Thank you. I did not search that thread. I will check it out!
I will post this info in the main thread
It would be useful to learn more details about your profile such as:
1) Your average age of accounts (AAoA) and age of oldest account. An AAoA of 8 years or more is best.
* AAoA 9y 3m
* AoOA 18y 9m
2) Your total (aggregate) reported balance on all your credit cards. Not sure about thresholds on this but, under $1500 is likely ok. My aggregate balance was $1050 - no red flag (UT = 1%). One poster had a UT< 5% but a red flag (balance over $4k). Another poster with a red flag had a UT< 3% but a balance over $7k.
* The resilience score appears to consider aggregate balance in absolute $$ rather strongly (perhaps moreso than revolving utilization).
* $223 total reported balance across revolvers (14% util of $1550 total revolving credit)
* 2 of 3 revolvers are store cards. My 1 bank card has $12 reported balance (4% util of $300 credit limit - not secured card)
3) Your monthly payment obligations on all installment loans combined. Again, not sure about the threshold(s) on this. $1830/mo generated a red flag for me but, $1760/mo did not generate a flag for another poster.
* Good question. All SLs are defaulted (some in rehab). Roughly $1k/mo at standard repayment.
* $48/mo for SSL installment loan
4) Your total amount for outstanding loans.The resilience model does not appear to look at aggregate installment B/L ratio (utilization) but might look at aggregate balances in absolute $ terms.
* $114k in SLs (all well over 100% util on every single one)
* $234 reported bal on SSL (34% util)
5) Your percentage of accounts that are credit cards. Too high a percent (say over 75%) is a red flag. I had a red flag for 85% of my accounts being CCs. Not sure if the % is based on open accounts only or open + closed accounts. My guess is open only.
* Open only accounts: 20%
* Open & Closed accounts: 15.6%
6) Your quantity of open and closed loans by type. This model wants to see more than one type of loan on file. Closed loans likely count but, nothing is stated specifically.

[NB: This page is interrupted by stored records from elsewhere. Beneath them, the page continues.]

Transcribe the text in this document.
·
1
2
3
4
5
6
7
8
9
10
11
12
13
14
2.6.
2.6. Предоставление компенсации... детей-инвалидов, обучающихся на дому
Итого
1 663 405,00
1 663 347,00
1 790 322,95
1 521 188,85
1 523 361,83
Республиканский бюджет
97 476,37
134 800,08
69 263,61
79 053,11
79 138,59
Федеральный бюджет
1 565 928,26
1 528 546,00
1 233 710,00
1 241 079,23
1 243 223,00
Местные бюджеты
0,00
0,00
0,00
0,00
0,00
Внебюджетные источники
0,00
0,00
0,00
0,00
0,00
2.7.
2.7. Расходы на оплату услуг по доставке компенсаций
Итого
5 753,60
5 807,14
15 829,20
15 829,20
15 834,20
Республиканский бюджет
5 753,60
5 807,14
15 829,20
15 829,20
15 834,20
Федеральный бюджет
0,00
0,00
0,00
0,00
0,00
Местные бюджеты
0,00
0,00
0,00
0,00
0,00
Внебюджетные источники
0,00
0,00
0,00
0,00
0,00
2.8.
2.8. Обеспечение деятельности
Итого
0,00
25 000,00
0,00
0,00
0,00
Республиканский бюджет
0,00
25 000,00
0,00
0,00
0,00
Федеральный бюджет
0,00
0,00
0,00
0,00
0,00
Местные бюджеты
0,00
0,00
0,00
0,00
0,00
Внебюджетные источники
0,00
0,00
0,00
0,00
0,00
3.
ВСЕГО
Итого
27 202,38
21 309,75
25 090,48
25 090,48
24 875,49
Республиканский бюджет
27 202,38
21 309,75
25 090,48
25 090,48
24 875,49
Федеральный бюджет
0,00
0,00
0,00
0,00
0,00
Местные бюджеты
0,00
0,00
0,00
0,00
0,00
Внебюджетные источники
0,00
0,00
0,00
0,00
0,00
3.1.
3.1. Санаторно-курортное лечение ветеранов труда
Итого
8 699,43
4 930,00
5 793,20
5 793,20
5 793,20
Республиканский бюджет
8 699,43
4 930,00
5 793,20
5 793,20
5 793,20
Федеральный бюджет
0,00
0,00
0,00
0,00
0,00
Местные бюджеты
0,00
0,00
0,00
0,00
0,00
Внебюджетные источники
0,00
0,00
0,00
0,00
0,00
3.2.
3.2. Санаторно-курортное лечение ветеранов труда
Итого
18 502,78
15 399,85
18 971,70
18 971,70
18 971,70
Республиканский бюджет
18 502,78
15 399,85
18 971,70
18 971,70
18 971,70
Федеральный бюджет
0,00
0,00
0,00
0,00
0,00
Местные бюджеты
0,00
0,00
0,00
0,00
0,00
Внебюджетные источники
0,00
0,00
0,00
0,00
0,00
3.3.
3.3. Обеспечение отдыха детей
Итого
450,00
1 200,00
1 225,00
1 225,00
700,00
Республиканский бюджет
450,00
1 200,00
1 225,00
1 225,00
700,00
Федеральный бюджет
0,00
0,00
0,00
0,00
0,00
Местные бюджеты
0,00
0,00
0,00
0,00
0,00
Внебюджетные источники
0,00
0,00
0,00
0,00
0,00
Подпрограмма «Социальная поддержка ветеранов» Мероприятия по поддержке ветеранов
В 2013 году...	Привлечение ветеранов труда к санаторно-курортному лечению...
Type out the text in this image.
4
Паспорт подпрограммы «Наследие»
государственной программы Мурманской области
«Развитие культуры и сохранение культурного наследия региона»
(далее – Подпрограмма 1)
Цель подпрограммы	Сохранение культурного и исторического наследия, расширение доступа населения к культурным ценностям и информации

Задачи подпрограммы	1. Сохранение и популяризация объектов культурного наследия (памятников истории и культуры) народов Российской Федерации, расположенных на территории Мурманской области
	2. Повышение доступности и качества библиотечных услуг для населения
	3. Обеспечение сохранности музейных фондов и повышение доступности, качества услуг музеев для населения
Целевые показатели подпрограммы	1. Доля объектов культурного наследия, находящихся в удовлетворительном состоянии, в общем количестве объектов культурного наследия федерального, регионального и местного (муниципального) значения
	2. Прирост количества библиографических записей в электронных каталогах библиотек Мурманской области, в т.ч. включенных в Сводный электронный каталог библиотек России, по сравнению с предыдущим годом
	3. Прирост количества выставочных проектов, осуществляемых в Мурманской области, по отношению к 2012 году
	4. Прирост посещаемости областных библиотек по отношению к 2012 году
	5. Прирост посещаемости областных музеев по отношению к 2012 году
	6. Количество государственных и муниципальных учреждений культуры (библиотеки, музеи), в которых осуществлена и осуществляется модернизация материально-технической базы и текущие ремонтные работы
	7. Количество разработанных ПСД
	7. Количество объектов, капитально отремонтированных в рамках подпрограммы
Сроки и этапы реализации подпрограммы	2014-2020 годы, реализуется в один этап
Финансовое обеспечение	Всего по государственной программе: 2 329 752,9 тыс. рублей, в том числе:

* 23 SLs: 11 open, 12 closed
* 1 SSL, open
* 1 PL, closed
* 1 Auto loan, closed
Side notes:
* Fico 98, Fico 04, Fico 8 and Fico 9 all consider # and/or % of cards with balances but, the EQ resilience score may not.
* Fico 8 puts a lot of emphasis on installment B/L but, the EQ resilience looks at payment obligations and/or outstanding balances in $ amounts only.
* Fico 98, Fico 04, Fico 8 and Fico 9 put a lot of emphasis on revolving utilization. EQ resilience appears more focused toward aggregate balance in $.
* Late payments and collections are a big deal with Fico credit scores (which reflect risk of a 90 day late payment) but, perhaps not as much with the resilience score given they have been paid. From what I can tell, the resilience score assesses ease of a given profile to weathering a job loss assuming nominal savings. If so, it makes sense that payment obligations in dollars are given priority.
* other info, regarding baddies, etc., in my post above this one.
I hope this helps you figure out what they are looking for!
I have zero red flags
@Anonymous wrote:Proud to be improving my credit, but it did make me laugh that I am considered resilient, but with bad scores lol
That's a very interesting report, @Anonymous !
From FICO: "We looked for patterns in consumers' profiles who ended up missing or making payments in the Great Recession."
It looks like there was a rather large percentage of people with derogatories who at least didn't do more damage to their credit profile, around the time of the Great Recession.
I'm going to guess that a lot of people with your profile were paying closer attention to making payments on time.